The Future of Humanity review

This The Future of Humanity summary has looked at Michio Kaku’sexcellent book on what the future could hold for our species on Earth and in the cosmos.

It’s a fascinating look into what’s possible in the future and what might not be. It’s easy to be seduced by science fiction films such as Star Trek where interstellar travel and teleportation are simple.

However, both of these are likely to be hard to achieve, if impossible in the near future and maybe the far future.

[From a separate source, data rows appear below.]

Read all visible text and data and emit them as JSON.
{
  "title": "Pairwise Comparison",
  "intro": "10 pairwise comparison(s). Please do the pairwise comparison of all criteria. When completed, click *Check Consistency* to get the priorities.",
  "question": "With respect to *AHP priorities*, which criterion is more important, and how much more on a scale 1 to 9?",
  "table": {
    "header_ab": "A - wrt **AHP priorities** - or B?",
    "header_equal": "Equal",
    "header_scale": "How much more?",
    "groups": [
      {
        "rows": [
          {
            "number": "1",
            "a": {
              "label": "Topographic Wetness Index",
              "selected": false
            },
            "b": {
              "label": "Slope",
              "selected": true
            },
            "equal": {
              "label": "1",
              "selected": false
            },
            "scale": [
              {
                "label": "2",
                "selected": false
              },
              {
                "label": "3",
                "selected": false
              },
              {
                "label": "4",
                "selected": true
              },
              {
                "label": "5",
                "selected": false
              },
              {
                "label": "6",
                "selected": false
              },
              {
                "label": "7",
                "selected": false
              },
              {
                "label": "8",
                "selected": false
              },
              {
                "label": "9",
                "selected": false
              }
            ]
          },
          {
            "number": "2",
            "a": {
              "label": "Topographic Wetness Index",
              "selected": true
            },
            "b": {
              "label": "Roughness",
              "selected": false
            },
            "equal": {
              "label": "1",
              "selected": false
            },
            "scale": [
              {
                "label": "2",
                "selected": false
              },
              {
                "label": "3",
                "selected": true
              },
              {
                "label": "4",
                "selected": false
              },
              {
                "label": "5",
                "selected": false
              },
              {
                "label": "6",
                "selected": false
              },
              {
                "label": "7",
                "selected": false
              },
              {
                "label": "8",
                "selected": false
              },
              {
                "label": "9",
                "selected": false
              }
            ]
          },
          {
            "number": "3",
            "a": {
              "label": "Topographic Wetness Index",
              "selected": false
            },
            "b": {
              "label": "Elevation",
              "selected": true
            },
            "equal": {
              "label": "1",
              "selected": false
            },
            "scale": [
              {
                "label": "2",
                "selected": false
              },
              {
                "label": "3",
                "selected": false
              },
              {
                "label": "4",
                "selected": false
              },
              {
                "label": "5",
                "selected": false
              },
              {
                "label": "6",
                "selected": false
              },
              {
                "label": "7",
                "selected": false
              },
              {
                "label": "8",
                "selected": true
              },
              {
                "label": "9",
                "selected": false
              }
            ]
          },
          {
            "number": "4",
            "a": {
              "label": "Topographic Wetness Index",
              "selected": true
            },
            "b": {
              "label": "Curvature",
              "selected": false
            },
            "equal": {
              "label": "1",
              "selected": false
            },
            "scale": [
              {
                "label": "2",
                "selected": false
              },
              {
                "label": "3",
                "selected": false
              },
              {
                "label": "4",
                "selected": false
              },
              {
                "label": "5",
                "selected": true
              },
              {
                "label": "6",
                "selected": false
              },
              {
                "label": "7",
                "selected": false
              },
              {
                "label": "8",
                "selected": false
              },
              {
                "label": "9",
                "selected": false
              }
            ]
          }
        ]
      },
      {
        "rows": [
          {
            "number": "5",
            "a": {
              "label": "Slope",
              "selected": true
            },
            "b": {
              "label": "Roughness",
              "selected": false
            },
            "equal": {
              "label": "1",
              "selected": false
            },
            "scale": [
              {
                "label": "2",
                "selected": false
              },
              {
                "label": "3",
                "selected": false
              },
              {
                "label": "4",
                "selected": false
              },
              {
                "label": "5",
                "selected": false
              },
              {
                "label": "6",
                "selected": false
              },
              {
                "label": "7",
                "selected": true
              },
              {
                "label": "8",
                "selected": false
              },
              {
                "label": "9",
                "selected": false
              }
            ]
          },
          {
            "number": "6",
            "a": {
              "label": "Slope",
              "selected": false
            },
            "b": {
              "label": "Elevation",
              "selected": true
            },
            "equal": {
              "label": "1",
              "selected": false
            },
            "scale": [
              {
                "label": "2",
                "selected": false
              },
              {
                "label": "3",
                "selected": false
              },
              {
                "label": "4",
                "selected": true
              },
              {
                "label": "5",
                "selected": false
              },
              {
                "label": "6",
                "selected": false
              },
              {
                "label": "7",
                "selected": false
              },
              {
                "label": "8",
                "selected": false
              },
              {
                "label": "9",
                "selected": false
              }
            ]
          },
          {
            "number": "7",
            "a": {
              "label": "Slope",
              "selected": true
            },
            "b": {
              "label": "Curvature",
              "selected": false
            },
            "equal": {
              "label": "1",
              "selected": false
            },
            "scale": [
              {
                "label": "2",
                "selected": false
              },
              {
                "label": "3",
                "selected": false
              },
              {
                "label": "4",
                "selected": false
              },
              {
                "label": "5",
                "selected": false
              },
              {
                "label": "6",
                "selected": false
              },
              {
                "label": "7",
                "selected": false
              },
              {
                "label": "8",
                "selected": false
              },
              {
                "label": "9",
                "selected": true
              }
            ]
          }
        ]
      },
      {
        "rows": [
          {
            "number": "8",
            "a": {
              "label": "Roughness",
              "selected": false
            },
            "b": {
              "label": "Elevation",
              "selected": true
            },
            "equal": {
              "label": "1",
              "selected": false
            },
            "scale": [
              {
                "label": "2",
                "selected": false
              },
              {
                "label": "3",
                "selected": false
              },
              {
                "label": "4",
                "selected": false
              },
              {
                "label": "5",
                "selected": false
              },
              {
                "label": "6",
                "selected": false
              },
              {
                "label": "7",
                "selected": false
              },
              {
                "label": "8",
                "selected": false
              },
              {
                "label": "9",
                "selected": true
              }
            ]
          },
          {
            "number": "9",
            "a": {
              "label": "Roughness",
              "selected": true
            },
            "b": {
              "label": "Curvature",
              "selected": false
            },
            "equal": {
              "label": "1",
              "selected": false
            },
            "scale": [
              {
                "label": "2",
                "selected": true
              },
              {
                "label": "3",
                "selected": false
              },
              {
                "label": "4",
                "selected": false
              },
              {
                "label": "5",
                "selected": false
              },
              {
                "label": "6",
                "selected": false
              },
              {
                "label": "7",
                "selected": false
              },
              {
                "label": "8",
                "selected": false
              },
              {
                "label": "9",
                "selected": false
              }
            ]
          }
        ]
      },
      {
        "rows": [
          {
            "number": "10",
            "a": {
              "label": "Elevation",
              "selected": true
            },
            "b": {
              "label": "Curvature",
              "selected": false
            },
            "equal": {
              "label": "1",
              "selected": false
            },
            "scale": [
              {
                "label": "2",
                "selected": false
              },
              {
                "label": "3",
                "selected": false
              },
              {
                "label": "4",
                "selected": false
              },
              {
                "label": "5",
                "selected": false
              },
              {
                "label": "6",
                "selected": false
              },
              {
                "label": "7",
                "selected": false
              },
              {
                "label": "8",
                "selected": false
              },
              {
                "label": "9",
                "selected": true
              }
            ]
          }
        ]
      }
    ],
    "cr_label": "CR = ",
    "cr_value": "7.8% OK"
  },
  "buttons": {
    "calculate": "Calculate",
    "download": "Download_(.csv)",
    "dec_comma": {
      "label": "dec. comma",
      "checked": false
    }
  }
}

It’s a fascinating read, but the book is built on the premise that humans continue to survive well into the future. If you’ve read my The Uninhabitable Earth summary, or read Brief Answers To The Big Questions, you’ll know that’s not a foregone conclusion.

It’s not beyond the realms of possibility that humanity faces an existential crisis this century. Whether it’s in the form of climate change, nuclear war, or the off-chance that we make contact with an alien civilisation, there’s no guarantee the predictions in this will come to pass.

Kaku strikes me as an optimist, which I guess you’d have to be if you’re pondering the future. If we suspend what could happen, then his suggestions are plausible.

But they will only happen if we take concerted efforts to solve our problems on Earth first. Considering the USA put a man on the moon back in 1969, it’s incredible to think we haven’t progressed to a base on the moon nearly 60 years later.

That just shows how politics can get in the way of the suggestions that Kaku outlines.

For the sake of humanity and because I’d like to see some of Kaku’s predictions come true, I hope we resolve them and move forwards towards the future of humanity outlined in this book!

Who should The Future of Humanity?

If you’re interested in science in any way, you’ll enjoy this book. It’s a fantastic read, and that will have you scratching your head at what is and what isn’t possible.

Some of the suggestions shared in The Future of Humanity can be complicated, but Kaku’s writing style makes it easy to understand.

I feel that anyone can benefit from this book and most members of the general public will find it to be an enjoyable read.